KILDARE OPINION: Whatever happened to Kildare's ballrooms of romance?

Paul O'Meara remembers the glory days of the CY, Nijinsky’s and Lumville

Paul O'Meara


Paul O'Meara


KILDARE OPINION: Whatever happened to Kildare's ballrooms of romance?

The Kildare town CMWS

Nobody gets asked to dance anymore; because the rules of what might be loosely termed the mating game have changed.

The discos or nightclubs of the 1970s and 1980s have disappeared, and with them their black-and-white certainties.

Those were the days you straight up asked a girl if she wanted to dance, risking the humiliation of a “No” or the less deflationary “Yes”, only to be parked at the edge of the dance floor after a single boogie. A what? A dance dammit, a dance.

The girls and boys of today gather in late bars, late night venues and the discos of the day now reside in the Museum of Boy Meets Girl.

Chatting up or breaking the ice is more subtle now. You learn from the way the conversation is going whether she’s interested or not. There are no hostages given to fortune by directly asking if she’d like to dance, which measured against today’s subtle approaches is , in hindsight, akin to asking if she'd like to hop into bed.

Everybody knew back then if you went to the disco you were chasing boys or girls, maybe both.

Today if you sidle in to Grace’s or One New Row in Naas, you may be obeying a hormonal pull or you could just be out for a drink, or a mineral water or a solution to a bout of insomnia.

For some of us the first stepping out was in the CYMS, as it was then known, in Kildare town. Salubrious it wasn’t, even by the harmlessly low standards of the day. We abbreviated it to the CY and descended in diesel-fumed busloads to chase young ones. The CY was a popular venue and attracted some of the top national, even international, musical acts.

One of the many remarkable things about the CY was that it didn’t sell alcohol and 'minerals' — carbonated orange and lemonade — were sold in bottles with straws that didn’t bend. Nevertheless, three quarters of the patrons were half cut most nights. If you lived in Rathangan, as some of us did, it felt like Copper Face Jacks.

We used to think we had it sorted. The girls in Kildare were a bit like us, only six miles away, so they understood our language.

Newbridge had venues like Nijinsky’s, The Curragh Rugby Club, Treacy’s bar at the Liffey end of the town run, Keadeen Hotel and Lumville House.

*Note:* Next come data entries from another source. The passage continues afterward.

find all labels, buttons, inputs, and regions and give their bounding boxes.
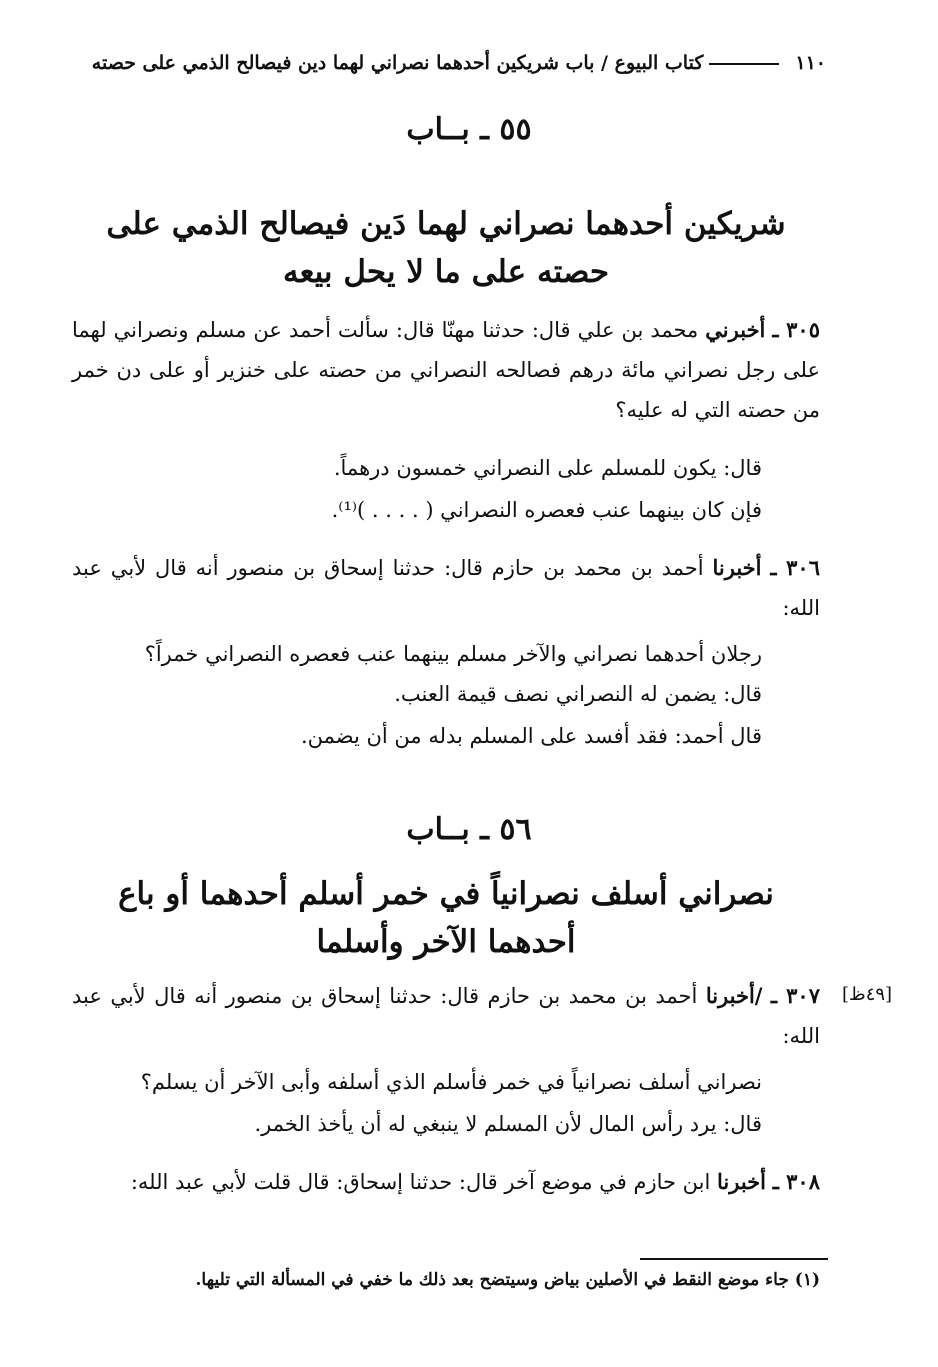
hadith-number: ٣٠٦ ـ [770,555,820,580]
hadith-lead: أخبرنا [717,1169,766,1194]
hadith-number: ٣٠٨ ـ [772,1169,820,1194]
hadith-number: ٣٠٥ ـ [772,317,820,342]
running-header [66,52,826,82]
hadith-308 [72,1162,820,1202]
hadith-305-answer-2: فإن كان بينهما عنب فعصره النصراني ( . . . . )⁽¹⁾. [331,498,762,522]
hadith-307-question: نصراني أسلف نصرانياً في خمر فأسلم الذي أسلفه وأبى الآخر أن يسلم؟ [140,1070,762,1094]
running-title: كتاب البيوع / باب شريكين أحدهما نصراني لهما دين فيصالح الذمي على حصته [91,52,704,74]
hadith-lead: أخبرني [705,317,766,342]
hadith-307 [72,976,820,1056]
footnote: (١) جاء موضع النقط في الأصلين بياض وسيتضح بعد ذلك ما خفي في المسألة التي تليها. [195,1270,820,1290]
page-number: ١١٠ [795,52,826,74]
hadith-307-answer: قال: يرد رأس المال لأن المسلم لا ينبغي له أن يأخذ الخمر. [254,1112,762,1136]
chapter-55-title: شريكين أحدهما نصراني لهما دَين فيصالح الذمي على حصته على ما لا يحل بيعه [106,206,786,290]
footnote-rule [640,1258,828,1260]
hadith-text: ابن حازم في موضع آخر قال: حدثنا إسحاق: قال قلت لأبي عبد الله: [130,1170,711,1194]
hadith-lead: أخبرنا [712,555,762,580]
manuscript-folio-note: [٤٩ظ] [842,984,893,1005]
hadith-number: ٣٠٧ ـ [770,983,820,1008]
header-rule [709,63,779,65]
hadith-text: أحمد بن محمد بن حازم قال: حدثنا إسحاق بن منصور أنه قال لأبي عبد الله: [72,556,820,620]
hadith-text: محمد بن علي قال: حدثنا مهنّا قال: سألت أحمد عن مسلم ونصراني لهما على رجل نصراني مائة درهم فصالحه النصراني من حصته على خنزير أو على دن خمر من حصته التي له عليه؟ [72,318,820,422]
chapter-56-heading: ٥٦ ـ بــاب [406,812,532,847]
chapter-55-heading: ٥٥ ـ بــاب [406,112,532,147]
hadith-305 [72,310,820,430]
hadith-306-question: رجلان أحدهما نصراني والآخر مسلم بينهما عنب فعصره النصراني خمراً؟ [144,642,762,666]
hadith-lead: /أخبرنا [705,983,763,1008]
chapter-56-title: نصراني أسلف نصرانياً في خمر أسلم أحدهما أو باع أحدهما الآخر وأسلما [118,876,774,960]
hadith-306 [72,548,820,628]
hadith-text: أحمد بن محمد بن حازم قال: حدثنا إسحاق بن منصور أنه قال لأبي عبد الله: [72,984,820,1048]
hadith-305-answer-1: قال: يكون للمسلم على النصراني خمسون درهماً. [333,456,762,480]
hadith-306-answer-2: قال أحمد: فقد أفسد على المسلم بدله من أن يضمن. [300,724,762,748]
hadith-306-answer-1: قال: يضمن له النصراني نصف قيمة العنب. [394,682,762,706]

You mightn’t hit all in a weekend but the options were glorious.

We had a theory that Lumville on a Sunday night was full of girls who had just split up with their boyfriends; so over we’d come to help them over their trauma.

At the time Nijinsky’s was a little upmarket and so, albeit less so, was the Keadeen. Treacy’s and the Curragh were, let’s say, less pretentious.

But being from Rathangan, we had something of an inferiority complex. Just across the border in Edenderry was the Copper Beech. This was the regular destination on a Friday night where just being from Rathangan could be enough to get you lined up for a slap and that’d be before you approached any of their girls. They couldn’t call us boggers, because they were boggers too.

If anything we looked down on the Edenderry venue. Yes, we were all from the bog but they were from the Offaly bog.

This meant therefore they were a little less sophisticated and, or so we thought, more susceptible to our charms. They could probably smell the Hai Karate off us from the Tunnel Bridge.

The girls that were most out of reach were from Naas.

We had the Naas girls on a pedestal and they sounded nothing like their Edenderry or Kildare town equivalents.

They had a warm swimming pool over there, a big imposing garda station (then in the town centre where the Court Hotel is now), their own hospital, orange public lights , a couple of racecourses and roads with white lines running down the middle.

That was a lot to take in before you asked one of them how they were fixed for a dance — never mind a selfie.